Date(s) - 06/26/2019
7:00 pm - 8:30 pm
Mark your calendars! We will have a kirtan event at the Harvard Unitarian Universalist Church, 9 Ayer Rd., top of the Common on Wednesday, June 26, 7 p.m. Tickets: $20 in advance https://uuharvard.tix.com, $25 at the door
Kirtan or Kirtana (Sanskrit: कीर्तन; IAST: Kīrtana) is a Sanskrit word that means “narrating, reciting, telling, describing” of an idea or story. … Many kirtan performances are structured to engage the audience where they either repeat the chant, or reply to the call of the singer.
If you attended the church service April 28, you will have had the opportunity to be immersed in meditation by chanting. That was a brief taste of the 90 minute chanting, with the quartet of Lee Mirabai Harrington singing, and the audience members repeating, that will be presented on Wednesday evening June 26. This will be the first time such a kirtan presentation has happened in our church. If you are interested in any kind of mediation or yoga, or if you’re just curious about the effect that such mantra singing can have on you, plan to attend.
This kirtan event will be hosted by Lee Mirabai Harrington,
accompanied by Danny Solomon, Owen Landis and Ezra Landis
Kirtan is a form of participatory, devotional call-and-response chanting which originated in India. When we sing together, we create a collective sacred attunement; and when we sing divine names and sacred syllables, our level of attunement is even higher. Singing kirtan is not about singing “well” or perfectly, but about the sacred act of using your own voice to connect with the divine. It’s a very liberating practice for those who are uncomfortable with their own voices. No singing experience is necessary. All ages welcome.
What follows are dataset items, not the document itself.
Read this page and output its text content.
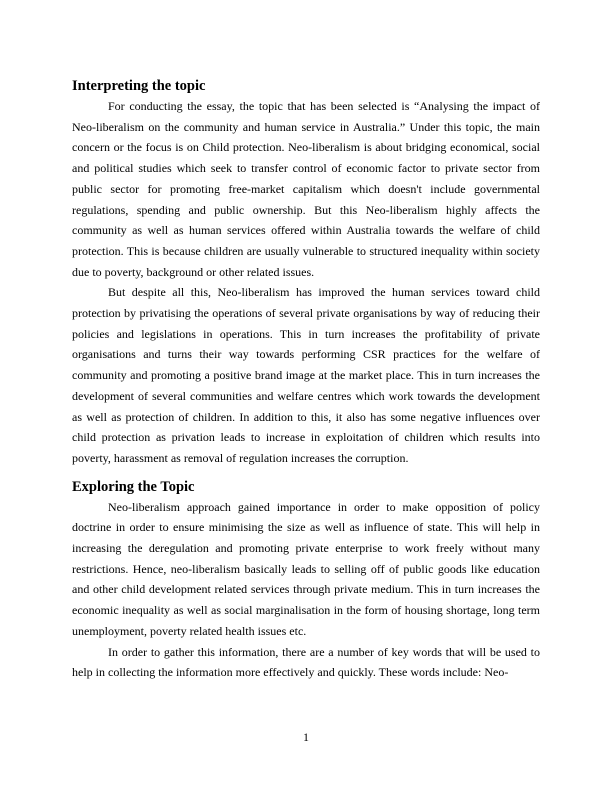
Interpreting the topic

For conducting the essay, the topic that has been selected is “Analysing the impact of Neo-liberalism on the community and human service in Australia.” Under this topic, the main concern or the focus is on Child protection. Neo-liberalism is about bridging economical, social and political studies which seek to transfer control of economic factor to private sector from public sector for promoting free-market capitalism which doesn't include governmental regulations, spending and public ownership. But this Neo-liberalism highly affects the community as well as human services offered within Australia towards the welfare of child protection. This is because children are usually vulnerable to structured inequality within society due to poverty, background or other related issues.

But despite all this, Neo-liberalism has improved the human services toward child protection by privatising the operations of several private organisations by way of reducing their policies and legislations in operations. This in turn increases the profitability of private organisations and turns their way towards performing CSR practices for the welfare of community and promoting a positive brand image at the market place. This in turn increases the development of several communities and welfare centres which work towards the development as well as protection of children. In addition to this, it also has some negative influences over child protection as privation leads to increase in exploitation of children which results into poverty, harassment as removal of regulation increases the corruption.

Exploring the Topic

Neo-liberalism approach gained importance in order to make opposition of policy doctrine in order to ensure minimising the size as well as influence of state. This will help in increasing the deregulation and promoting private enterprise to work freely without many restrictions. Hence, neo-liberalism basically leads to selling off of public goods like education and other child development related services through private medium. This in turn increases the economic inequality as well as social marginalisation in the form of housing shortage, long term unemployment, poverty related health issues etc.

In order to gather this information, there are a number of key words that will be used to help in collecting the information more effectively and quickly. These words include: Neo-

1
All spiritual traditions have ways of connecting with Divine Source and using that energy to heal. Mantra healing is the practice of using a combination of sound, vibration, visualization, and our own unique healing instrument–our voices–to heal the body and the mind. The practice of chanting (and singing!) Tibetan and Sanskrit mantras can tone the body, alleviate depression and anxiety, calm the nervous system, restore health, and increase cognitive function. It’s like a very potent, concentrated form of prayer.